Tra i 193 membri delle Nazioni Unite, molti ritengono che la struttura del Consiglio non rifletta più la realtà di oggi. Ma, nel corso degli ultimi vent’anni, sono emerse due visioni sostanzialmente diverse. La prima propone l’istituzione di nuovi seggi permanenti, la seconda punta invece ad allargare quelli non permanenti. Quest’ultimo è l’orientamento dell’Italia e di altri Paesi, tra cui quelli del movimento “Uniting for Consensus”, secondo i quali andrebbe dato maggior risalto alle realtà regionali. In quest’ottica, l’Italia propone l’attribuzione di un seggio all’Unione europea.

Altri paesi, come la Germania, puntano invece ad ottenere un seggio per loro stessi tra i membri permanenti.

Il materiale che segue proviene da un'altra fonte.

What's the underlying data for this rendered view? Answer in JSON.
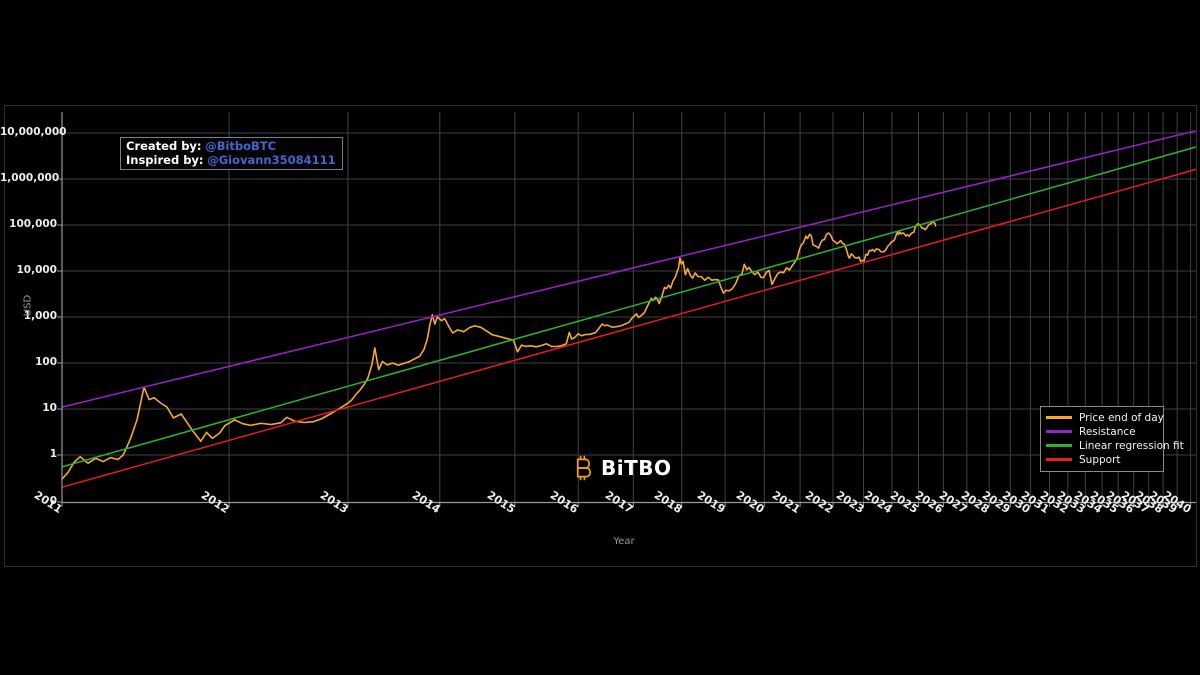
{
  "annotation": {
    "created_label": "Created by:",
    "created_handle": "@BitboBTC",
    "inspired_label": "Inspired by:",
    "inspired_handle": "@Giovann35084111"
  },
  "logo": {
    "text": "BiTBO",
    "symbol_name": "bitcoin-symbol"
  },
  "colors": {
    "background": "#000000",
    "grid": "#414141",
    "spine": "#999999",
    "tick_label": "#ededed",
    "muted_label": "#9a9a9a",
    "link_blue": "#4466cc",
    "logo_orange": "#f2a209",
    "price": "#f7a831",
    "resistance": "#9c1fd0",
    "regression": "#2cb32c",
    "support": "#e51d1d"
  },
  "chart_data": {
    "type": "line",
    "xlabel": "Year",
    "ylabel": "USD",
    "x_scale": "log-time-since-genesis",
    "y_scale": "log",
    "x_ticks": [
      2011,
      2012,
      2013,
      2014,
      2015,
      2016,
      2017,
      2018,
      2019,
      2020,
      2021,
      2022,
      2023,
      2024,
      2025,
      2026,
      2027,
      2028,
      2029,
      2030,
      2031,
      2032,
      2033,
      2034,
      2035,
      2036,
      2037,
      2038,
      2039,
      2040
    ],
    "y_ticks": [
      "0",
      "1",
      "10",
      "100",
      "1,000",
      "10,000",
      "100,000",
      "1,000,000",
      "10,000,000"
    ],
    "y_tick_values": [
      0,
      1,
      10,
      100,
      1000,
      10000,
      100000,
      1000000,
      10000000
    ],
    "legend_position": "lower-right",
    "grid": true,
    "series": [
      {
        "key": "price",
        "name": "Price end of day",
        "color": "#f7a831",
        "points": [
          [
            2011.0,
            0.3
          ],
          [
            2011.03,
            0.42
          ],
          [
            2011.06,
            0.7
          ],
          [
            2011.09,
            0.92
          ],
          [
            2011.13,
            0.66
          ],
          [
            2011.17,
            0.85
          ],
          [
            2011.21,
            0.72
          ],
          [
            2011.25,
            0.88
          ],
          [
            2011.29,
            0.8
          ],
          [
            2011.32,
            1.0
          ],
          [
            2011.36,
            2.2
          ],
          [
            2011.4,
            6.0
          ],
          [
            2011.44,
            30.0
          ],
          [
            2011.47,
            16.0
          ],
          [
            2011.5,
            17.5
          ],
          [
            2011.54,
            13.5
          ],
          [
            2011.58,
            11.0
          ],
          [
            2011.62,
            6.4
          ],
          [
            2011.67,
            7.8
          ],
          [
            2011.71,
            5.0
          ],
          [
            2011.75,
            3.2
          ],
          [
            2011.8,
            2.0
          ],
          [
            2011.84,
            3.1
          ],
          [
            2011.88,
            2.3
          ],
          [
            2011.93,
            3.0
          ],
          [
            2011.97,
            4.4
          ],
          [
            2012.04,
            5.8
          ],
          [
            2012.1,
            4.8
          ],
          [
            2012.16,
            4.4
          ],
          [
            2012.24,
            4.9
          ],
          [
            2012.32,
            4.6
          ],
          [
            2012.4,
            5.0
          ],
          [
            2012.45,
            6.6
          ],
          [
            2012.52,
            5.4
          ],
          [
            2012.6,
            5.1
          ],
          [
            2012.68,
            5.3
          ],
          [
            2012.76,
            6.2
          ],
          [
            2012.84,
            8.0
          ],
          [
            2012.92,
            10.2
          ],
          [
            2013.0,
            13.4
          ],
          [
            2013.04,
            16
          ],
          [
            2013.08,
            21
          ],
          [
            2013.12,
            26
          ],
          [
            2013.16,
            34
          ],
          [
            2013.2,
            48
          ],
          [
            2013.24,
            92
          ],
          [
            2013.27,
            213
          ],
          [
            2013.31,
            72
          ],
          [
            2013.35,
            108
          ],
          [
            2013.4,
            91
          ],
          [
            2013.46,
            100
          ],
          [
            2013.52,
            89
          ],
          [
            2013.58,
            98
          ],
          [
            2013.64,
            106
          ],
          [
            2013.7,
            122
          ],
          [
            2013.76,
            140
          ],
          [
            2013.81,
            195
          ],
          [
            2013.85,
            330
          ],
          [
            2013.88,
            660
          ],
          [
            2013.91,
            1120
          ],
          [
            2013.94,
            700
          ],
          [
            2013.97,
            1010
          ],
          [
            2014.02,
            830
          ],
          [
            2014.06,
            920
          ],
          [
            2014.11,
            630
          ],
          [
            2014.16,
            450
          ],
          [
            2014.22,
            525
          ],
          [
            2014.3,
            480
          ],
          [
            2014.38,
            595
          ],
          [
            2014.44,
            640
          ],
          [
            2014.52,
            600
          ],
          [
            2014.6,
            500
          ],
          [
            2014.68,
            410
          ],
          [
            2014.76,
            385
          ],
          [
            2014.84,
            355
          ],
          [
            2014.92,
            330
          ],
          [
            2014.98,
            315
          ],
          [
            2015.04,
            175
          ],
          [
            2015.1,
            245
          ],
          [
            2015.16,
            230
          ],
          [
            2015.24,
            237
          ],
          [
            2015.32,
            225
          ],
          [
            2015.4,
            240
          ],
          [
            2015.48,
            262
          ],
          [
            2015.56,
            230
          ],
          [
            2015.64,
            228
          ],
          [
            2015.72,
            236
          ],
          [
            2015.8,
            262
          ],
          [
            2015.85,
            460
          ],
          [
            2015.89,
            330
          ],
          [
            2015.94,
            358
          ],
          [
            2016.0,
            432
          ],
          [
            2016.06,
            390
          ],
          [
            2016.12,
            415
          ],
          [
            2016.2,
            420
          ],
          [
            2016.3,
            455
          ],
          [
            2016.42,
            705
          ],
          [
            2016.46,
            650
          ],
          [
            2016.52,
            665
          ],
          [
            2016.6,
            600
          ],
          [
            2016.68,
            615
          ],
          [
            2016.76,
            640
          ],
          [
            2016.84,
            700
          ],
          [
            2016.92,
            770
          ],
          [
            2016.98,
            950
          ],
          [
            2017.02,
            1050
          ],
          [
            2017.06,
            1180
          ],
          [
            2017.1,
            980
          ],
          [
            2017.16,
            1080
          ],
          [
            2017.22,
            1250
          ],
          [
            2017.3,
            1900
          ],
          [
            2017.36,
            2550
          ],
          [
            2017.4,
            2300
          ],
          [
            2017.44,
            2680
          ],
          [
            2017.48,
            2480
          ],
          [
            2017.52,
            1960
          ],
          [
            2017.58,
            2900
          ],
          [
            2017.63,
            4400
          ],
          [
            2017.67,
            4150
          ],
          [
            2017.72,
            4900
          ],
          [
            2017.76,
            4250
          ],
          [
            2017.81,
            6100
          ],
          [
            2017.86,
            7350
          ],
          [
            2017.9,
            9900
          ],
          [
            2017.93,
            11500
          ],
          [
            2017.96,
            19200
          ],
          [
            2017.99,
            14200
          ],
          [
            2018.03,
            16100
          ],
          [
            2018.08,
            8300
          ],
          [
            2018.13,
            11300
          ],
          [
            2018.19,
            8100
          ],
          [
            2018.24,
            7000
          ],
          [
            2018.3,
            9100
          ],
          [
            2018.36,
            7600
          ],
          [
            2018.44,
            7500
          ],
          [
            2018.52,
            6300
          ],
          [
            2018.6,
            7300
          ],
          [
            2018.68,
            6300
          ],
          [
            2018.76,
            6500
          ],
          [
            2018.84,
            6400
          ],
          [
            2018.9,
            4450
          ],
          [
            2018.96,
            3300
          ],
          [
            2019.02,
            3800
          ],
          [
            2019.1,
            3700
          ],
          [
            2019.18,
            4150
          ],
          [
            2019.26,
            5300
          ],
          [
            2019.34,
            7900
          ],
          [
            2019.42,
            8600
          ],
          [
            2019.48,
            14000
          ],
          [
            2019.54,
            10700
          ],
          [
            2019.6,
            11900
          ],
          [
            2019.67,
            9800
          ],
          [
            2019.75,
            8300
          ],
          [
            2019.83,
            9500
          ],
          [
            2019.91,
            7300
          ],
          [
            2019.98,
            7200
          ],
          [
            2020.06,
            9400
          ],
          [
            2020.13,
            10300
          ],
          [
            2020.21,
            5100
          ],
          [
            2020.29,
            6900
          ],
          [
            2020.37,
            8900
          ],
          [
            2020.45,
            9500
          ],
          [
            2020.53,
            9150
          ],
          [
            2020.61,
            11800
          ],
          [
            2020.69,
            10500
          ],
          [
            2020.77,
            13000
          ],
          [
            2020.85,
            15600
          ],
          [
            2020.92,
            19300
          ],
          [
            2020.98,
            29000
          ],
          [
            2021.04,
            37500
          ],
          [
            2021.09,
            40500
          ],
          [
            2021.13,
            48000
          ],
          [
            2021.17,
            57500
          ],
          [
            2021.22,
            51000
          ],
          [
            2021.28,
            63200
          ],
          [
            2021.33,
            58000
          ],
          [
            2021.38,
            37000
          ],
          [
            2021.44,
            35500
          ],
          [
            2021.5,
            33500
          ],
          [
            2021.55,
            31500
          ],
          [
            2021.61,
            40500
          ],
          [
            2021.67,
            47500
          ],
          [
            2021.73,
            48000
          ],
          [
            2021.79,
            62000
          ],
          [
            2021.85,
            66800
          ],
          [
            2021.89,
            64000
          ],
          [
            2021.94,
            57000
          ],
          [
            2021.99,
            47000
          ],
          [
            2022.06,
            43500
          ],
          [
            2022.12,
            39200
          ],
          [
            2022.18,
            41500
          ],
          [
            2022.24,
            45800
          ],
          [
            2022.3,
            40000
          ],
          [
            2022.36,
            38500
          ],
          [
            2022.43,
            29700
          ],
          [
            2022.49,
            21000
          ],
          [
            2022.53,
            19000
          ],
          [
            2022.59,
            23600
          ],
          [
            2022.65,
            21600
          ],
          [
            2022.71,
            19500
          ],
          [
            2022.79,
            19200
          ],
          [
            2022.85,
            20100
          ],
          [
            2022.9,
            16200
          ],
          [
            2022.96,
            16900
          ],
          [
            2023.02,
            16700
          ],
          [
            2023.08,
            23100
          ],
          [
            2023.14,
            22100
          ],
          [
            2023.2,
            28200
          ],
          [
            2023.26,
            27600
          ],
          [
            2023.32,
            29200
          ],
          [
            2023.38,
            26600
          ],
          [
            2023.45,
            30300
          ],
          [
            2023.53,
            29400
          ],
          [
            2023.61,
            26100
          ],
          [
            2023.69,
            25900
          ],
          [
            2023.77,
            28100
          ],
          [
            2023.85,
            34600
          ],
          [
            2023.92,
            37900
          ],
          [
            2023.98,
            42600
          ],
          [
            2024.04,
            44200
          ],
          [
            2024.1,
            48200
          ],
          [
            2024.16,
            62000
          ],
          [
            2024.2,
            68200
          ],
          [
            2024.24,
            62100
          ],
          [
            2024.28,
            71200
          ],
          [
            2024.34,
            63600
          ],
          [
            2024.4,
            67200
          ],
          [
            2024.46,
            64600
          ],
          [
            2024.52,
            57600
          ],
          [
            2024.58,
            61200
          ],
          [
            2024.64,
            57200
          ],
          [
            2024.7,
            63200
          ],
          [
            2024.76,
            67600
          ],
          [
            2024.82,
            69200
          ],
          [
            2024.88,
            90500
          ],
          [
            2024.93,
            98500
          ],
          [
            2024.98,
            106200
          ],
          [
            2025.03,
            102200
          ],
          [
            2025.08,
            96500
          ],
          [
            2025.14,
            84200
          ],
          [
            2025.2,
            86200
          ],
          [
            2025.26,
            78600
          ],
          [
            2025.32,
            85200
          ],
          [
            2025.38,
            97200
          ],
          [
            2025.44,
            104200
          ],
          [
            2025.5,
            107200
          ],
          [
            2025.56,
            118200
          ],
          [
            2025.61,
            113200
          ],
          [
            2025.65,
            108200
          ],
          [
            2025.68,
            96200
          ]
        ]
      },
      {
        "key": "resistance",
        "name": "Resistance",
        "color": "#9c1fd0",
        "anchors": [
          [
            2011.0,
            11
          ],
          [
            2040.0,
            10500000
          ]
        ]
      },
      {
        "key": "regression",
        "name": "Linear regression fit",
        "color": "#2cb32c",
        "anchors": [
          [
            2011.0,
            0.55
          ],
          [
            2040.0,
            4600000
          ]
        ]
      },
      {
        "key": "support",
        "name": "Support",
        "color": "#e51d1d",
        "anchors": [
          [
            2011.0,
            0.2
          ],
          [
            2040.0,
            1500000
          ]
        ]
      }
    ]
  }
}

Comune a entrambi gli orientamenti è l’esigenza che ogni ipotesi di riforma si ispiri a principi di maggiore rappresentatività geografica, di più ampia partecipazione democratica e di maggiore efficienza operativa. In questa prospettiva, è generalmente accettato un riequilibrio della composizione del Consiglio a favore dei Paesi dell’emisfero meridionale, in particolare del continente africano.